El paso de ser una economía cerrada a una abierta ocurrió en México prácticamente de la noche a la mañana, a comparación de lo lentos que suelen ser esos procesos en otros países. Se supuso que democracia y prosperidad vendrían de manera automática en consecuencia. La evidencia sugiere algo muy diferente. Aranceles fueron cancelados, se privatizaron empresas estatales, hubo competencia entre compañías, bajaron algunos precios. Pero el nuevo esquema benefició sólo a algunos, los mejores postores ante el impuesto que el Estado mexicano nunca ha dejado de cobrar: la corrupción.

México representa la joya de la corona para muchas compañías transnacionales como Santander, Walmart, Heineken y OHL, esta última envuelta en un escándalo de corrupción del cual no ha podido salir. ¿Por qué ocurre ese fenómeno? Cada caso es diferente. Sin embargo pueden hacerse dos asociaciones, por un lado la de empresas cuyos costos de producción y exportación (hacia Estados Unidos principalmente) son menores en México, las automotrices por ejemplo, y por otro lado la de transnacionales que dan servicios y extraen recursos en condiciones ventajosas, a veces por encima de lo que generan sus propias matrices.

Las empresas mineras son un buen ejemplo de lo segundo. Han hecho un negocio redondo en México. En los últimos 14 años han pagado al gobierno federal una cantidad mínima en relación con sus ganancias. Una investigación de EL UNIVERSAL publicada en septiembre pasado reveló que entre 2001 y 2014 el pago de derechos sobre minería osciló entre 0.4% y 2% del valor total de la producción minera en el país.

La banca es otro caso emblemático.
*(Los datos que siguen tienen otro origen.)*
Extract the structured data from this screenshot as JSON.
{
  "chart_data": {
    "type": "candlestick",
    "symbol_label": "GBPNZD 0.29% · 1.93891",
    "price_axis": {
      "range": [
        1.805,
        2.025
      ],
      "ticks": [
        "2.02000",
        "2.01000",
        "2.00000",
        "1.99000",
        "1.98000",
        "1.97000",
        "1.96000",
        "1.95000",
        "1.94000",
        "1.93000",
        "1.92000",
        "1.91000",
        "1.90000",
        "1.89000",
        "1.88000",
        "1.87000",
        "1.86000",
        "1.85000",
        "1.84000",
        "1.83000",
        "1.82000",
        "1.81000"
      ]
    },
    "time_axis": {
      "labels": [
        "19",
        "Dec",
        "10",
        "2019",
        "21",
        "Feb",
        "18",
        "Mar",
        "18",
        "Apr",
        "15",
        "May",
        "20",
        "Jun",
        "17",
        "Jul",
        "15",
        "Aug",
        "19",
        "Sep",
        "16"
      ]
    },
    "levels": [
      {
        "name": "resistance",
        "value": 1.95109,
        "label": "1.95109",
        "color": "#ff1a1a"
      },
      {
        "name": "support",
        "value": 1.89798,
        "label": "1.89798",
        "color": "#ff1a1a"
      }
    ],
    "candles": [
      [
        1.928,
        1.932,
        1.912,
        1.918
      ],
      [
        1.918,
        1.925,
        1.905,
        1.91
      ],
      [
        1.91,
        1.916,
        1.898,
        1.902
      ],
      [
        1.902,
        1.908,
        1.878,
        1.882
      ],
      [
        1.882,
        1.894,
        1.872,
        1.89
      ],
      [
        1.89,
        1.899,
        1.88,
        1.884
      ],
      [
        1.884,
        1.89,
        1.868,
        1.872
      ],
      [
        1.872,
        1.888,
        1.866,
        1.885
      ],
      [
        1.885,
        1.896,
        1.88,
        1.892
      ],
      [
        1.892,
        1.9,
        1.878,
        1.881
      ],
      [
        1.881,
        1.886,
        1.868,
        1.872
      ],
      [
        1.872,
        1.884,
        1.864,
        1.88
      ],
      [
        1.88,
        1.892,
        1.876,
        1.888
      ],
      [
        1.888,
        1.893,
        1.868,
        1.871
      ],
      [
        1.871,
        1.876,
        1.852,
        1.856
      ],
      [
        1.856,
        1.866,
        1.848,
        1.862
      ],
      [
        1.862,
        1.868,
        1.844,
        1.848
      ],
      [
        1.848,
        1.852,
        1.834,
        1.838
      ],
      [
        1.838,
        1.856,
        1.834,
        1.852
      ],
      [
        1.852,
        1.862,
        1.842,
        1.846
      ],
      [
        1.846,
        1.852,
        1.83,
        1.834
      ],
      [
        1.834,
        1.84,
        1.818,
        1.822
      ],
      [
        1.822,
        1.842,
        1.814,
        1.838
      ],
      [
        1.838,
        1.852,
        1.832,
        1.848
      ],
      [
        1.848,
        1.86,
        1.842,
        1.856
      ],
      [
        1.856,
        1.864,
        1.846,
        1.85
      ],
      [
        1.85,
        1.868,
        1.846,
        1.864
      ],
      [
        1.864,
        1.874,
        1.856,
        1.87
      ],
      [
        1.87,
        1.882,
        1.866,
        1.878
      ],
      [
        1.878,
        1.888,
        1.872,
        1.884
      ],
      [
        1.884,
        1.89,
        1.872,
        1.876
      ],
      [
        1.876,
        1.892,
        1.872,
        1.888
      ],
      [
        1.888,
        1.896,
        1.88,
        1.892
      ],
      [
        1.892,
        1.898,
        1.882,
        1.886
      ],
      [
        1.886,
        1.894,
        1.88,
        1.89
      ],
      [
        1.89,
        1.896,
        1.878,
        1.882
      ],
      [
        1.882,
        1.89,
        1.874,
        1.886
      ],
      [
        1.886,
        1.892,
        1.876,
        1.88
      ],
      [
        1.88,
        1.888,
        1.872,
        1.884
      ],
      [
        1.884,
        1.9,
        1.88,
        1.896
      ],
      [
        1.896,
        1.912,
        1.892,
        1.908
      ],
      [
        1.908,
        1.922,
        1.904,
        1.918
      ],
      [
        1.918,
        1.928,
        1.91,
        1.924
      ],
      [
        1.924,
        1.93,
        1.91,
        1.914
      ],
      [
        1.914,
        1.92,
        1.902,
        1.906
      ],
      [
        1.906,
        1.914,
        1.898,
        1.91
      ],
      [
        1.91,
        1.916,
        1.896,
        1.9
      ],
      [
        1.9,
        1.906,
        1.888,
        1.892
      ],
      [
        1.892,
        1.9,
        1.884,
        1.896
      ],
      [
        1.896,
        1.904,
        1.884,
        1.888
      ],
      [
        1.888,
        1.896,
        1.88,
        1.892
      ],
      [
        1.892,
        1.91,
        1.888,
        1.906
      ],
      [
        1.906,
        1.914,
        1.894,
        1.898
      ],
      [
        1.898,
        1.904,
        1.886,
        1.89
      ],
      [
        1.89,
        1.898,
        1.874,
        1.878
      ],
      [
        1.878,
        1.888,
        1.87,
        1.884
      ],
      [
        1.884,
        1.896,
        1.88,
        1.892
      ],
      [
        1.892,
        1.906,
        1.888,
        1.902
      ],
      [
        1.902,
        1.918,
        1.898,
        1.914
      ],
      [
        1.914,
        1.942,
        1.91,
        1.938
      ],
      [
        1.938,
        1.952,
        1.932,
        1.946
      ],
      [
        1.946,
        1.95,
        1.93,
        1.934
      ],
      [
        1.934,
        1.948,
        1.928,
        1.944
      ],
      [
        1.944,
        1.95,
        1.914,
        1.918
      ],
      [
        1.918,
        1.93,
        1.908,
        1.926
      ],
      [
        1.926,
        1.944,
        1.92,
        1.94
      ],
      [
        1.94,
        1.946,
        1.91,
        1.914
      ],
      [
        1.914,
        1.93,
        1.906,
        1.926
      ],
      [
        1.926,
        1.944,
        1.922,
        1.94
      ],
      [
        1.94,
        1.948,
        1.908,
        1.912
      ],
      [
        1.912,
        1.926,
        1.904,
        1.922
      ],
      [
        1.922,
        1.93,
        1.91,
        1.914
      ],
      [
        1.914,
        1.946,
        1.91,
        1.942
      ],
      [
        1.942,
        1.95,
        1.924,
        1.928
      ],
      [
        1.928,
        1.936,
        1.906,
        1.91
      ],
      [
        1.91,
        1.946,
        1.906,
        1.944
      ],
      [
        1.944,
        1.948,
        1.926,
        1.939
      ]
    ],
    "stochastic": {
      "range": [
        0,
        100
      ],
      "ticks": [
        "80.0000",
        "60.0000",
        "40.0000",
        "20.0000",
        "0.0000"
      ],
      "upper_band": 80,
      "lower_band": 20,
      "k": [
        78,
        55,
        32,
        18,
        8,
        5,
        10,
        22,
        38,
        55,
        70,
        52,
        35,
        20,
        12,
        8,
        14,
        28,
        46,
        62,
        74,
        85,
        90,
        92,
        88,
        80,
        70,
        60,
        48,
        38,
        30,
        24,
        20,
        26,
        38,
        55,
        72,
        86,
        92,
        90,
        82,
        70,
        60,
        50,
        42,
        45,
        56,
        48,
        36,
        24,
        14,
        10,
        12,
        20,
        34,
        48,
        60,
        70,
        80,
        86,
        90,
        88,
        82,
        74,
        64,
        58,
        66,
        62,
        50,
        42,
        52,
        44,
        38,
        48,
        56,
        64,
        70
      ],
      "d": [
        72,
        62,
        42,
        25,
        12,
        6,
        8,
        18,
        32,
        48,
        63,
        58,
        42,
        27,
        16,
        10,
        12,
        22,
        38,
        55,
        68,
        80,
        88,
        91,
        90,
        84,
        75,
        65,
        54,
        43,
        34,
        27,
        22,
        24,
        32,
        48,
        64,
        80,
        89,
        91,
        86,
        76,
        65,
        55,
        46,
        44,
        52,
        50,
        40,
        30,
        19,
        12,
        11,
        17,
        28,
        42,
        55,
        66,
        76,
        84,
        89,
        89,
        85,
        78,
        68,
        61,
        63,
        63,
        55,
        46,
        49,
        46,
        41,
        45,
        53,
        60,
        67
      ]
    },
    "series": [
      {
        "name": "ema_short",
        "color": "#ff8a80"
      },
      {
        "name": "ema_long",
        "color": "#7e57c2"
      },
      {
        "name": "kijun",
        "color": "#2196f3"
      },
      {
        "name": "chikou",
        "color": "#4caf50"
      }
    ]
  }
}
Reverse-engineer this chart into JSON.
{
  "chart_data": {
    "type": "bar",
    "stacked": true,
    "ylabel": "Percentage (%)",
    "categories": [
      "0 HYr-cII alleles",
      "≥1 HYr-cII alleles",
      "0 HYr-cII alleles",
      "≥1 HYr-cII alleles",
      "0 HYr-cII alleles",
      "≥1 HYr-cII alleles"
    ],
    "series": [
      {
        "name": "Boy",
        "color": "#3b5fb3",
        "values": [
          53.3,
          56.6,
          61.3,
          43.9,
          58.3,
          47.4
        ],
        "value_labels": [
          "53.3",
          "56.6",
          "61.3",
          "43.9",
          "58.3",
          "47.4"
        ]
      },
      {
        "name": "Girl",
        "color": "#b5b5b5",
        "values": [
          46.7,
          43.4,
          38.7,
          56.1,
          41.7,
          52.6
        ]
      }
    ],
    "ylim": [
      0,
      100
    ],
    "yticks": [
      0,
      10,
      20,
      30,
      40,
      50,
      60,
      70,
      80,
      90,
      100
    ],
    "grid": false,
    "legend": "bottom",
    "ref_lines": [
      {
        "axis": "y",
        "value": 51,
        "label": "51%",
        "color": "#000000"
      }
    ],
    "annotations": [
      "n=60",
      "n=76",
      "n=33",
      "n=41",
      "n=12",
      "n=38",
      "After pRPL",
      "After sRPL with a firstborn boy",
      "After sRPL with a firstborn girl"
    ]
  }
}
En el primer trimestre de 2015 sus ingresos por intereses cobrados en el país ascendieron a 50 mil 132 mdp. Prácticamente se sientan a cobrar sin generar al país el impulso a la producción de riqueza que deberían.

Podemos culpar a las transnacionales, pero no son ellas el origen del problema, sino el Estado mexicano que no les pone límites. ¿Y por qué no lo hace? Únicamente dos respuestas son posibles: incompetencia o colusión. La experiencia apunta a lo segundo y este periodo de campañas electorales es una buena muestra.

Qué legislador con aspiraciones a una presidencia municipal se va a pelear con una empresa cuyas “aportaciones” le pueden beneficiar en la inminente campaña electoral. Qué gobernador va a imponer controles sobre una compañía cuyas inversiones le permiten salir sonriente en la foto mientras inaugura una nueva planta generadora de unos cuantos nuevos empleos.

Empresas transnacionales abusan de México porque es fácil hacerlo. Basta con que las ganancias superen el costo de comprar políticos corruptos y al parecer no son tan caros.